Cool, we need to get the number of finishers per minute, now.

# create an 'empty' minute column
min <- c(1:length(data$time))
# if time has hour digits, transform to minutes
for (i in 1:length(data$time)) {
    if (nchar(as.character(data$time[i])) > 5) {
        min[i] <- as.numeric(substr(data$time[i], 3, 4)) + 60
    }
}
# select just the minute value for the rest of the data
min[1:237] <- as.numeric(substr(data$time[1:237], 1, 2))

And plot the number of finishers per minute

plot(table(min), xlab = "minute", ylab = "finishers per minute", xlim = c(30, 
    63))

That is approximately a normal distribution! (way better than my usual ecological data). In that case, let’s create an expected perfect normal distribution with mean and sd based on this race. I will use that as the expected times in the absence of motivation. If each runner performs accordingly only to its physical conditions; given enough runners they will fall in a perfect normal distribution (that is a model assumption).

# create the density function
x <- seq(32, 63, length = length(data$time))
hx <- dnorm(x, mean(min), sd(min))
# transform densities to actual number of expected finishers per minute:
# create an expected (e) 'empty' vector and for each minute calculate the closest x value and its correspondence density (hx) multiplied by the number of runners.
e <- c(32, 63)
for (i in 1:length(c(32:63))) {
    e[i] <- hx[which.min(abs(x - c(32:63)[i]))] * length(data$time)
}
# Check the total number of runners predicted is close to the real one (242)
sum(e)  #close enough

## [1] 239.1

plot(c(32:63), e, ylim = c(0, 20), type = "l", ylab = "finishers per minute", xlab = "")
abline(v = 39, lty = 2)
abline(h = 6.77, lty = 2)

So, based on the plot, I predict 6.77 runners on 39 minutes (see dashed line), and 8.20 in 40. If being below 40 minutes is a goal, we expect motivation to show up there as a deviation from the expected values… Let’s plot both things together

plot(c(32:63), e, ylim = c(0, 20), type = "l", ylab = "", xlab = "")
par(new = TRUE)
plot(table(min), xlab = "minut", ylab = "finishers per minut", ylim = c(0, 20), xaxt = "n")

Well, the observed value at 39 minutes is 11,  higher than the expected 6.77, but minute 40 and 41 are also higher than expected.
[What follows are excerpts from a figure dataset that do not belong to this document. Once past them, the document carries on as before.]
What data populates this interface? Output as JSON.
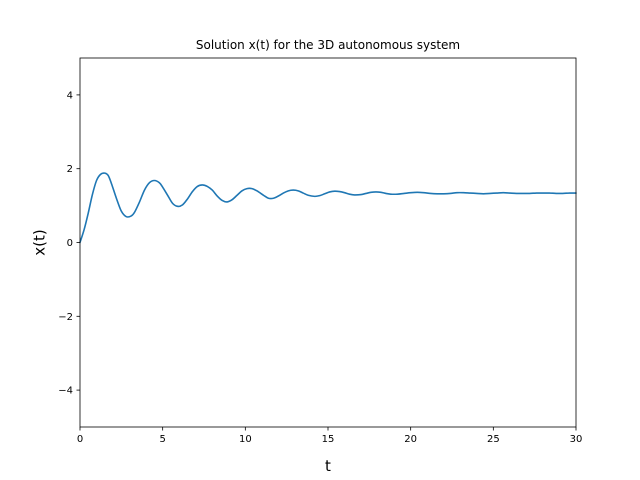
{
  "chart_data": {
    "type": "line",
    "title": "Solution x(t) for the 3D autonomous system",
    "xlabel": "t",
    "ylabel": "x(t)",
    "xlim": [
      0,
      30
    ],
    "ylim": [
      -5,
      5
    ],
    "x_ticks": [
      0,
      5,
      10,
      15,
      20,
      25,
      30
    ],
    "x_tick_labels": [
      "0",
      "5",
      "10",
      "15",
      "20",
      "25",
      "30"
    ],
    "y_ticks": [
      -4,
      -2,
      0,
      2,
      4
    ],
    "y_tick_labels": [
      "−4",
      "−2",
      "0",
      "2",
      "4"
    ],
    "grid": false,
    "legend": "none",
    "series": [
      {
        "color": "#1f77b4",
        "x": [
          0,
          0.25,
          0.5,
          0.75,
          1.0,
          1.25,
          1.5,
          1.7,
          1.9,
          2.2,
          2.5,
          2.8,
          3.1,
          3.3,
          3.6,
          3.9,
          4.2,
          4.5,
          4.8,
          5.0,
          5.3,
          5.6,
          5.9,
          6.2,
          6.5,
          6.8,
          7.1,
          7.4,
          7.7,
          8.0,
          8.3,
          8.6,
          8.9,
          9.2,
          9.5,
          9.8,
          10.1,
          10.4,
          10.7,
          11.1,
          11.4,
          11.7,
          12.0,
          12.3,
          12.6,
          12.9,
          13.2,
          13.5,
          13.8,
          14.2,
          14.5,
          14.8,
          15.1,
          15.4,
          15.7,
          16.0,
          16.3,
          16.6,
          17.0,
          17.3,
          17.6,
          17.9,
          18.2,
          18.5,
          18.8,
          19.2,
          19.6,
          20.0,
          20.4,
          20.8,
          21.2,
          21.6,
          22.0,
          22.4,
          22.8,
          23.2,
          23.6,
          24.0,
          24.4,
          24.8,
          25.2,
          25.6,
          26.0,
          26.4,
          26.8,
          27.2,
          27.6,
          28.0,
          28.4,
          28.8,
          29.2,
          29.6,
          30.0
        ],
        "values": [
          0.0,
          0.35,
          0.8,
          1.3,
          1.68,
          1.85,
          1.88,
          1.82,
          1.6,
          1.2,
          0.85,
          0.7,
          0.72,
          0.82,
          1.1,
          1.42,
          1.62,
          1.68,
          1.62,
          1.5,
          1.28,
          1.06,
          0.98,
          1.02,
          1.18,
          1.38,
          1.52,
          1.56,
          1.52,
          1.42,
          1.26,
          1.14,
          1.1,
          1.16,
          1.28,
          1.4,
          1.46,
          1.46,
          1.4,
          1.28,
          1.2,
          1.2,
          1.26,
          1.34,
          1.4,
          1.42,
          1.4,
          1.34,
          1.28,
          1.25,
          1.27,
          1.32,
          1.37,
          1.39,
          1.38,
          1.35,
          1.31,
          1.29,
          1.3,
          1.33,
          1.36,
          1.37,
          1.36,
          1.33,
          1.31,
          1.31,
          1.33,
          1.35,
          1.36,
          1.35,
          1.33,
          1.32,
          1.32,
          1.33,
          1.35,
          1.35,
          1.34,
          1.33,
          1.32,
          1.33,
          1.34,
          1.35,
          1.34,
          1.33,
          1.33,
          1.33,
          1.34,
          1.34,
          1.34,
          1.33,
          1.33,
          1.34,
          1.34
        ]
      }
    ]
  }
}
Maybe being around 40 is the real motivation? We can visualize the observed minus expected values as follows:

o <- as.vector(table(min))
# add a 0 on minute 61, to make vectors of same length
o[31] <- 0
o[32] <- 3
# calculate difference
diff <- o - e
plot(c(32:63), diff, xlab = "minutes", ylab = "difference")
abline(h = 0, lty = 2)

Not a super clear pattern. But positive values for the first half of the finishers indicates motivation, however, take into account that positive values on the second part imply demotivation. Let’s do the sums:

sum(diff[1:16]) #1st half part

## [1] 10.75

sum(diff[17:32]) #second half

## [1] -7.892

The distribution is skewed to observe faster times than expected. I interpret this as an indication that most people was in fact motivated (half first part of the finishers deviations >> second half). We could have asked the people, but if you work with animals, they don’t communicate as clear (and humans can lie!). So, Is this approach useful? Maybe if instead of 242 runners and 10 k I use the NY marathon data, it will give us a clearer pattern? We will never know because is time to go back to work.